Wichtigste Verpflichtungen nach der CoronaEinrVO sind die die Quarantänepflicht (§ 3 CoronaEinrVO) sowie die Meldepflichten beim zuständigen Gesundheitsamt (§ 2 CoronaEinrVO). Verstöße gegen diese Pflichten können als Ordnungswidrigkeiten geahndet werden (§ 5 CoronaEinrVO).

Nach dem Aufenthalt in einem Risikogebiet und der Einreise nach Deutschland entfällt die Pflicht zur Quarantäne ab dem Zeitpunkt, ab dem Einreisende ein negatives Testergebnis nachweisen können. Hierfür gibt es aktuell zwei Möglichkeiten:

– Nachweis eines negativen Testergebnisses bei der Einreise, das nicht älter als 48 Stunden sein darf. Dieses ärztliche Zeugnis muss in deutscher oder in englischer Sprache verfasst sein.

– Testung unverzüglich nach der Einreise, wenn möglich direkt am Flughafen.

Bis zum Erhalt des Ergebnisses eines in Deutschland durchgeführten Tests besteht die Verpflichtung, sich unverzüglich in (häusliche) Quarantäne zu begeben. Wenn der Test negativ ist und sich keine Symptome auf COVID-19 zeigen, beendet dies momentan die Quarantänepflicht. Es wird unbedingt empfohlen, sich regelmäßig über die aktuellen Entwicklungen zu informieren, da sich möglicherweise Änderungen ergeben.

Weiterführende Informationen sind auf der Sonderseite des Ministeriums für Arbeit, Gesundheit und Soziales Nordrhein-Westfalen abrufbar unter: https://www.mags.nrw/coronavirus. Die Einstufung als Risikogebiet wird durch das Robert-Koch-Institut fort-geschrieben und veröffentlicht: www.rki.de/covid-19-risikogebiete.

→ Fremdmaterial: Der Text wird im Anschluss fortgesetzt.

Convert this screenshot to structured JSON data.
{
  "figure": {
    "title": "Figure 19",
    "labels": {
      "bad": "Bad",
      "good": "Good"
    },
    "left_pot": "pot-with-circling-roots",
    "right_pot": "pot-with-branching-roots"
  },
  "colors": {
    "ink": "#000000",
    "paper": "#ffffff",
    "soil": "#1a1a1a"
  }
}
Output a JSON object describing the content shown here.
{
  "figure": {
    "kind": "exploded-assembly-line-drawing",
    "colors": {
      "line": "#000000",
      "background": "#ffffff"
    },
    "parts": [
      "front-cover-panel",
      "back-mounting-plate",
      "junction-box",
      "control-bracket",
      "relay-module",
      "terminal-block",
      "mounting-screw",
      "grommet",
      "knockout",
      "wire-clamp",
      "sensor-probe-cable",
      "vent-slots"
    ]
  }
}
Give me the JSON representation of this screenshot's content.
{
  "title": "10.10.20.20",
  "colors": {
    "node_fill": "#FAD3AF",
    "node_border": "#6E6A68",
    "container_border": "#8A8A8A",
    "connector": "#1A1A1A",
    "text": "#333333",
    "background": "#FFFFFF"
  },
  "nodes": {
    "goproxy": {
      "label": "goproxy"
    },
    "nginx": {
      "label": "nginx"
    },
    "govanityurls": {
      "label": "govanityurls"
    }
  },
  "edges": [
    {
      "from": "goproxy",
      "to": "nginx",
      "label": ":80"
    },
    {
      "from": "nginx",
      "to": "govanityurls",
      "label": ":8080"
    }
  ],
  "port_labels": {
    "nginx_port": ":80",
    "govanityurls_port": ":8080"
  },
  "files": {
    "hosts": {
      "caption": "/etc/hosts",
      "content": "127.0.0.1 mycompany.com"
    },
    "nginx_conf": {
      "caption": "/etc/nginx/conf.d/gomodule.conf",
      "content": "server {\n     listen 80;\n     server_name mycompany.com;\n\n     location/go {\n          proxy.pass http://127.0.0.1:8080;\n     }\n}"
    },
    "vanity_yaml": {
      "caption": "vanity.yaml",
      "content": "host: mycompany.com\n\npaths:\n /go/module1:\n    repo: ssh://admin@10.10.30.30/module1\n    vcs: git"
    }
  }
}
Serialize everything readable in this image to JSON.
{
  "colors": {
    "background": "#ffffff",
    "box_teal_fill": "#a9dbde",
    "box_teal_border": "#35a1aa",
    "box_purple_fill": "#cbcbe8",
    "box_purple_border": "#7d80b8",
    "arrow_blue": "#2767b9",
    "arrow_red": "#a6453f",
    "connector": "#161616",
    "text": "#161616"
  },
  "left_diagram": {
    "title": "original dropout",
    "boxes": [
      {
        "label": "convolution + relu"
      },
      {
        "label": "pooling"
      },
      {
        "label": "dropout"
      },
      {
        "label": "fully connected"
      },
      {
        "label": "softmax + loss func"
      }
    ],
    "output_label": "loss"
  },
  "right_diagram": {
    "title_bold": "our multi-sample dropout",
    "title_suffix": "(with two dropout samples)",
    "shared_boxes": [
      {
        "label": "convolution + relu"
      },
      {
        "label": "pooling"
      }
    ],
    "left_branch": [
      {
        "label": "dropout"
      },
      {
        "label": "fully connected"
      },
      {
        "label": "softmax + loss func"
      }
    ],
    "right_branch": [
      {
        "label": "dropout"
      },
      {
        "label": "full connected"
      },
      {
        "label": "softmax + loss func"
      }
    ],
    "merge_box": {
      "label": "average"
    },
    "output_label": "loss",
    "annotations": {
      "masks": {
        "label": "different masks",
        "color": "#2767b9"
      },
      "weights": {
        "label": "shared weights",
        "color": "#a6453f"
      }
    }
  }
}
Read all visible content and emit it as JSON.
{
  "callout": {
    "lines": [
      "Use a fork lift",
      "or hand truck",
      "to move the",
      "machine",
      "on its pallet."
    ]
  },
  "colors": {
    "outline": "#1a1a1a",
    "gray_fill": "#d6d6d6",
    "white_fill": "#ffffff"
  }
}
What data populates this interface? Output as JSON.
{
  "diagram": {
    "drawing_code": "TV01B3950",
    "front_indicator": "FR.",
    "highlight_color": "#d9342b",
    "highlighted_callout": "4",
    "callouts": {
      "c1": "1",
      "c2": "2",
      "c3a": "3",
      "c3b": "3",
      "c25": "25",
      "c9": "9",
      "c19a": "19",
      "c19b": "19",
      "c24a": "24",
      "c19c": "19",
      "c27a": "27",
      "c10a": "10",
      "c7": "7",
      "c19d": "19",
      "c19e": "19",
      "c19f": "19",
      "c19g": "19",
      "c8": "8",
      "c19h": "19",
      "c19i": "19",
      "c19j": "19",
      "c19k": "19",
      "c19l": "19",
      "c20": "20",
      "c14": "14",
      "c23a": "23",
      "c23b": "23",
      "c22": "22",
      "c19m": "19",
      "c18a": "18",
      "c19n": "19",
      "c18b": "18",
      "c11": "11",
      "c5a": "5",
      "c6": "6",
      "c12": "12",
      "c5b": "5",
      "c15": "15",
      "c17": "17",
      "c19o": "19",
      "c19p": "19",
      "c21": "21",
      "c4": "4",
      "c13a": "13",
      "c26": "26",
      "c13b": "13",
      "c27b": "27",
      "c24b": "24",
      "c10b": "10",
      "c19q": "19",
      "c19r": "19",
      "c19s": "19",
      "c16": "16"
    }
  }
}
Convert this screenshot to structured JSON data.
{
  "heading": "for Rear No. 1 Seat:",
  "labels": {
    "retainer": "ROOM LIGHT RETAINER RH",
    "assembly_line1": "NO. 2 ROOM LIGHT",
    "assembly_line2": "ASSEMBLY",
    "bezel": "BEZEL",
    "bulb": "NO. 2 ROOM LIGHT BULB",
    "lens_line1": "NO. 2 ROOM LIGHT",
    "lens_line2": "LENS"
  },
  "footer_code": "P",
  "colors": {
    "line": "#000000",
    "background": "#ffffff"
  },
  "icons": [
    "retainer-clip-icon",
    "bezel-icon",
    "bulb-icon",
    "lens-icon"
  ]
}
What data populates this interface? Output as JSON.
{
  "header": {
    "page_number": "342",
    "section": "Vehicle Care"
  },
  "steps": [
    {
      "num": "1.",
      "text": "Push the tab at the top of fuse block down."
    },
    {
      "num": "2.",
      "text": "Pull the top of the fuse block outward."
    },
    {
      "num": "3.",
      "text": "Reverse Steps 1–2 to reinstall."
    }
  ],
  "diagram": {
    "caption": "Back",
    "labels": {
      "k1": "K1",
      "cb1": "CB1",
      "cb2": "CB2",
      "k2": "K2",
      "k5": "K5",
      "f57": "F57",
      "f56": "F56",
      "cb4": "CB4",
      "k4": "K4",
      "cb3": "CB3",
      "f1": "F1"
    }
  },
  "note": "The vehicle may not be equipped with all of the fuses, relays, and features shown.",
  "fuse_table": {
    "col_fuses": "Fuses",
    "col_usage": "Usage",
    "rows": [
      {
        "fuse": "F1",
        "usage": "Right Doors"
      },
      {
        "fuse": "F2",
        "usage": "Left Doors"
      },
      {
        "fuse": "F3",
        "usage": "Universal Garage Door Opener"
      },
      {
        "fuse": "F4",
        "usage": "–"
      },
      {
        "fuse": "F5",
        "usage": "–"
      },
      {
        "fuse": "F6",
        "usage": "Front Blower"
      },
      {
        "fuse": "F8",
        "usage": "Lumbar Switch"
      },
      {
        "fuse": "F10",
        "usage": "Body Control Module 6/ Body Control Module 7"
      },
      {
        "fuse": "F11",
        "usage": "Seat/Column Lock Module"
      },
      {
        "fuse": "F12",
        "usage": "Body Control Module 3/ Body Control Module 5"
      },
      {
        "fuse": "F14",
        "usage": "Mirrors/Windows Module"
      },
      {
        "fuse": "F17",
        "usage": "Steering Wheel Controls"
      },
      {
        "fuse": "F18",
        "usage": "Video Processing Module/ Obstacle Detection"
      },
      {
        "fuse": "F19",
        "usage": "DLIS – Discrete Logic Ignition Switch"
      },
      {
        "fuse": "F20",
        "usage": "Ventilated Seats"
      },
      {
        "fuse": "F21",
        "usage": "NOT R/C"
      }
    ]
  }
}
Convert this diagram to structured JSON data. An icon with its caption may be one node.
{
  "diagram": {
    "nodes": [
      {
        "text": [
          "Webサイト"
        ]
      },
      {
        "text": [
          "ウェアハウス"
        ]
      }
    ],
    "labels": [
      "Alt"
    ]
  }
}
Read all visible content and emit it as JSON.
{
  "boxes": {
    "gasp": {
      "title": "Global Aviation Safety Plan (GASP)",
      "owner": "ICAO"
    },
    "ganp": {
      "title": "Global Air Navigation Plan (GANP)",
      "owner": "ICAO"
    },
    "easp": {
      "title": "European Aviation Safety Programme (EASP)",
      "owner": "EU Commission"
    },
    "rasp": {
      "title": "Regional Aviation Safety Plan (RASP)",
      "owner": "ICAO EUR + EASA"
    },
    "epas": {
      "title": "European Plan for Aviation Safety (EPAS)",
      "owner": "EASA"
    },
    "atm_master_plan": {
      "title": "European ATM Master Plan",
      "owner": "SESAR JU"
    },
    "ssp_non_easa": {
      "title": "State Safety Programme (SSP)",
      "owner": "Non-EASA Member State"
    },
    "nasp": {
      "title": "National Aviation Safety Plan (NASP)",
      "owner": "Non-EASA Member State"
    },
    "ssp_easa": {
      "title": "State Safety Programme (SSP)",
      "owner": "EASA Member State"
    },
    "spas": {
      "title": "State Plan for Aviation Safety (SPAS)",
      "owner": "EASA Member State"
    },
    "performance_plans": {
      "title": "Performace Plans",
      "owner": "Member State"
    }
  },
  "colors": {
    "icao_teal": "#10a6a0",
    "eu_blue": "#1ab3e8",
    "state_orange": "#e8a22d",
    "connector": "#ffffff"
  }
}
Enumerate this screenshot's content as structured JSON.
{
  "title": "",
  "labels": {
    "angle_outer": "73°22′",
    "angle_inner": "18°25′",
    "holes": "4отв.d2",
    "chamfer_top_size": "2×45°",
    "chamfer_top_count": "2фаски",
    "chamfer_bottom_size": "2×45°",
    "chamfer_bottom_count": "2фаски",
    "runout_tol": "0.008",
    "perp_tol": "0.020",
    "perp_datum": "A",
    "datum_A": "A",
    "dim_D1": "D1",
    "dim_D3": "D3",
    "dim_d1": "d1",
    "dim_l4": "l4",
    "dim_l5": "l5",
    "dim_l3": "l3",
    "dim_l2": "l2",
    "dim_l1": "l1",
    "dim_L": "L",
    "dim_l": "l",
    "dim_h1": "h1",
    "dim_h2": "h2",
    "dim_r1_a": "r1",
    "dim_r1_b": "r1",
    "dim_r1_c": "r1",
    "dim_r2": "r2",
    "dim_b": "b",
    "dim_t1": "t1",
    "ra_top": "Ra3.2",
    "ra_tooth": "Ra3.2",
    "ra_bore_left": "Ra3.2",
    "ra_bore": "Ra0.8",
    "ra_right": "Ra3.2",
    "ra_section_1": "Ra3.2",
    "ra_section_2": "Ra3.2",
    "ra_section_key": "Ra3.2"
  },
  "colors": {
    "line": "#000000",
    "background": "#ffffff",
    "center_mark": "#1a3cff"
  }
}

Schülerinnen und Schülern müssen sich nach der Rückkehr aus Risikogebieten regelmäßig in Quarantäne begeben (s.o.). Wenn sie dies missachten und dennoch zur Schule kommen, spricht die Schulleiterin oder der Schulleiter aufgrund des Hausrechts das Verbot aus, das Schulgelände zu betreten. Unabhängig von den rechtlichen Folgen stellt ein solches Verhalten einen schweren Verstoß gegen die Pflicht zur gegenseitigen Rücksichtnahme in der Schule dar.

Schülerinnen und Schüler in Quarantäne bleiben dem Unterricht aus Rechtsgründen fern. Dieser Umstand stellt keine Schulpflichtverletzung und keinen schulischen Pflichtenverstoß der Schülerin oder des Schülers dar.